Dalam G20 juga terdapat beberapa segmen yang menitikberatkan pada kegentingan penyelamatan laut, yaitu Environment and Climate Sustainability Working Group (ECSWG) yang mengupas isu tentang lingkungan hidup, di bawah Presidensi Indonesia akan fokus kepada prioritas pemulihan berkelanjutan, land and sea-based actions serta mobilisasi sumber daya, untuk mendukung perlindungan lingkungan dan target-target mitigasi dan adaptasi perubahan iklim. Dari ketiga isu tersebut, terdapat tujuh isu turunan yang menjadi prioritas, yakni keanekaragaman hayati yang berkaitan dengan Post 2020 Global Biodiversity Framework

  1. Pemulihan lingkungan dari degradasi lahan dan deforestasi
  2. Perlindungan ekosistem laut yang berkaitan dengan IUU Fishing
  3. Marine Protected Area di Antartika dan Osaka Blue Ocean Vision
  4. Sampah laut
  5. Efisiensi penggunaan sumber daya dan ekonomi sirkular
  6. Pendanaan berkelanjutan untuk mencakup isu lingkungan hidup yang lebih luas
  7. G20 Water Dialogue.

G20 diharapkan mampu mengangkat urgensi dari ketujuh topik diatas yang menjadi beberapa sumber dan atau cara pencegahan degradasi kualitas kelautan dan perikanan dunia serta global warming. Harapannya, Pemerintah Indonesia bukan hanya membawa hal yang berbau ekonomi dengan segelintir angka yang menjadi target pencapaian negara saja, tapi membawa agenda-agenda, proyek, dan regulasi yang betul-betul menitikberatkan pada kelestarian ekologi semata, tanpa embel-embel pemasukan negara bukan pajak (PNBP) atau sistem kontrak yang beresiko pada eksploitasi tingkat tinggi disamarkan dengan narasi keberlanjutan. 

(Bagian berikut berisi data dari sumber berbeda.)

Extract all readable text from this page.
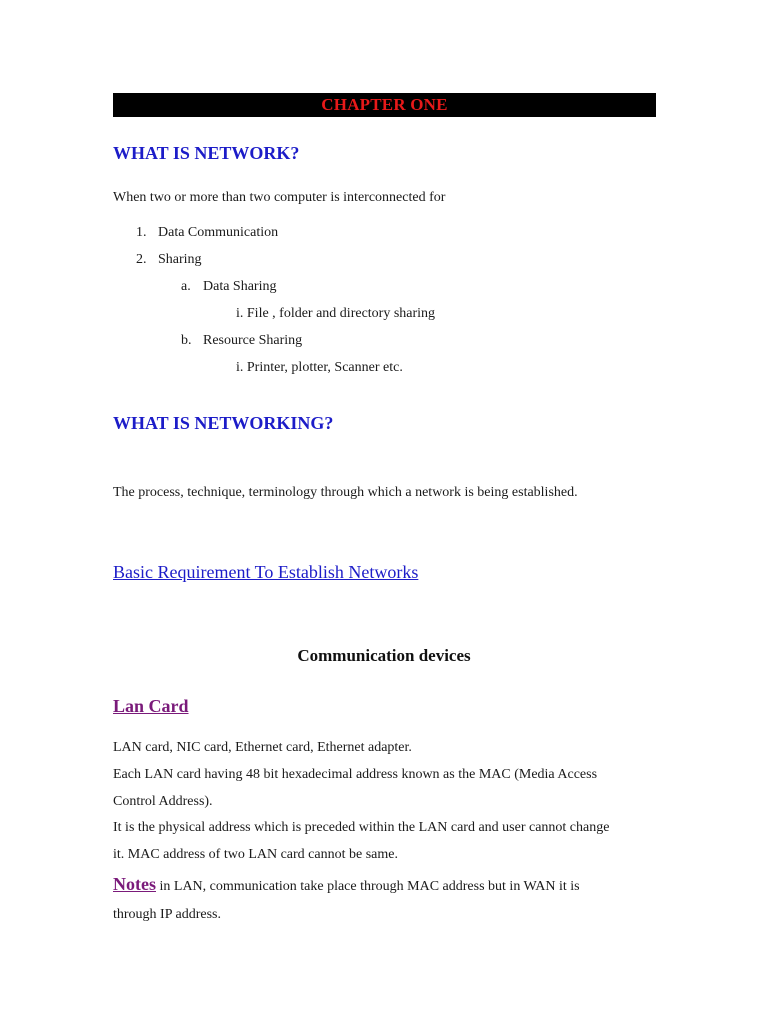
CHAPTER ONE
WHAT IS NETWORK?

When two or more than two computer is interconnected for

1. Data Communication
2. Sharing
a. Data Sharing
i. File , folder and directory sharing
b. Resource Sharing
i. Printer, plotter, Scanner etc.
WHAT IS NETWORKING?

The process, technique, terminology through which a network is being established.

Basic Requirement To Establish Networks
Communication devices
Lan Card

LAN card, NIC card, Ethernet card, Ethernet adapter.

Each LAN card having 48 bit hexadecimal address known as the MAC (Media Access

Control Address).

It is the physical address which is preceded within the LAN card and user cannot change

it. MAC address of two LAN card cannot be same.

Notes in LAN, communication take place through MAC address but in WAN it is

through IP address.
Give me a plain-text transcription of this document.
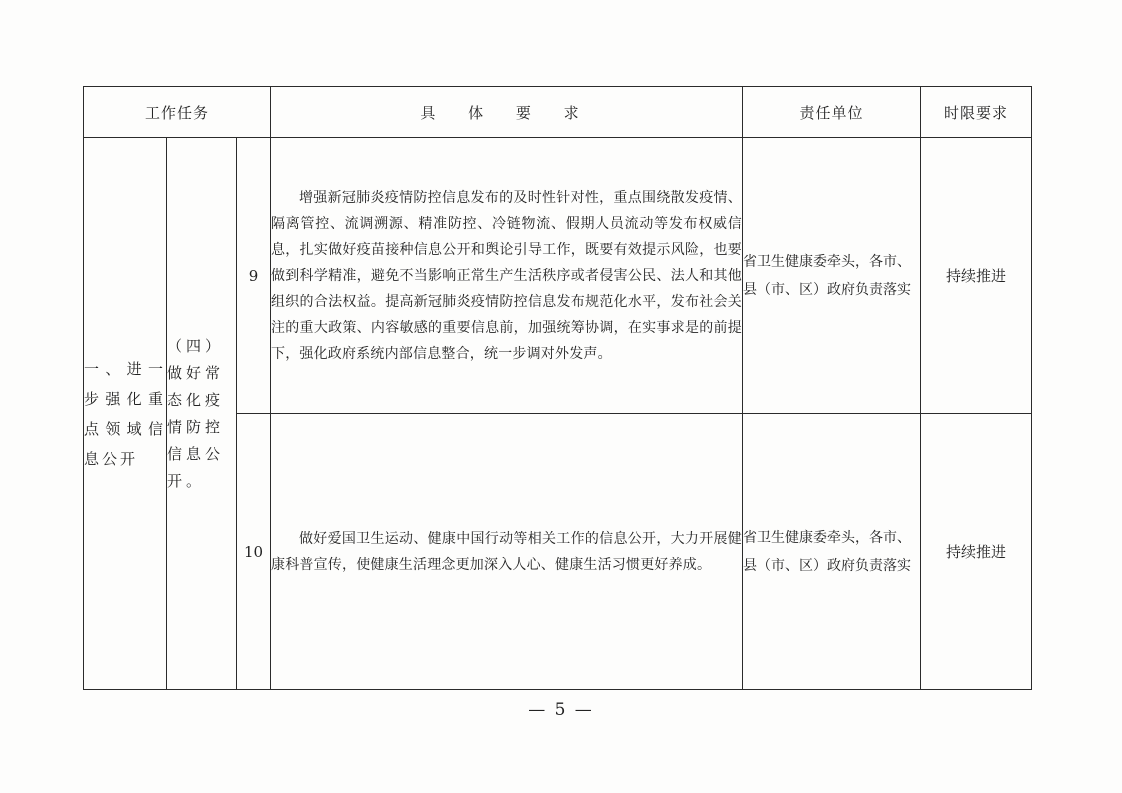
工作任务			具 体 要 求	责任单位	时限要求
一、进一步强化重点领域信息公开	（四）做好常态化疫情防控信息公开。	9	增强新冠肺炎疫情防控信息发布的及时性针对性，重点围绕散发疫情、隔离管控、流调溯源、精准防控、冷链物流、假期人员流动等发布权威信息，扎实做好疫苗接种信息公开和舆论引导工作，既要有效提示风险，也要做到科学精准，避免不当影响正常生产生活秩序或者侵害公民、法人和其他组织的合法权益。提高新冠肺炎疫情防控信息发布规范化水平，发布社会关注的重大政策、内容敏感的重要信息前，加强统筹协调，在实事求是的前提下，强化政府系统内部信息整合，统一步调对外发声。	省卫生健康委牵头，各市、县（市、区）政府负责落实	持续推进
		10	做好爱国卫生运动、健康中国行动等相关工作的信息公开，大力开展健康科普宣传，使健康生活理念更加深入人心、健康生活习惯更好养成。	省卫生健康委牵头，各市、县（市、区）政府负责落实	持续推进
— 5 —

Apalagi salah satu dari tujuh isu turunan itu adalah IUU Fishing atau ilegal, unregulated, unreported fishing yang masih menjadi momok bagi Indonesia. Tentunya tidak perlu di highlight kembali bagaimana negara-negara lain masih menjadi “pencuri” di lahan perairan Indonesia, dan bahkan sebaliknya, Indonesia masih menjadi salah satu pelaku tindak pencurian ikan di perairan negara lain seperti Australia misalnya. Hal-hal genting seperti inilah yang dirasa lebih penting untuk diutarakan dan dicari jalan keluarnya dengan pembentukan kesepakatan dan regulasi global dengan sangsi yang jelas dan mengikat sehingga membuat pelaku jera. Apalagi IUUF terbukti menjadi salah satu sumber utama eksploitasi laut yang merugikan negara secara ekonomi, masyarakat pesisir dan nelayan secara sosial ekonomi, dan juga tentunya yang terutama, biodiversitas laut yang kian terancam. 

Forum yang bisa mengumpulkan individu-individu paling berpengaruh pada keselamatan dunia, rasanya juga perlu dibarengi dengan kepemilikan kebijakan dan mawas diri dari pada tiap-tiap anggota yang hadir. Jadikan G20 sebagai forum yang “kaya” akan diskusi dan solusi yang berbobot demi ekologi bukan ekonomi. Forum ini bukan semata-mata ajang pamer proyek nasional pemasukan negara, yang menggelarkan karpet merah bagi investor asing untuk memanen hasil laut Indonesia. Laut Indonesia, laut dunia, insan manusia bergantung pada kebijakan dan program yang dihasilkan di G20.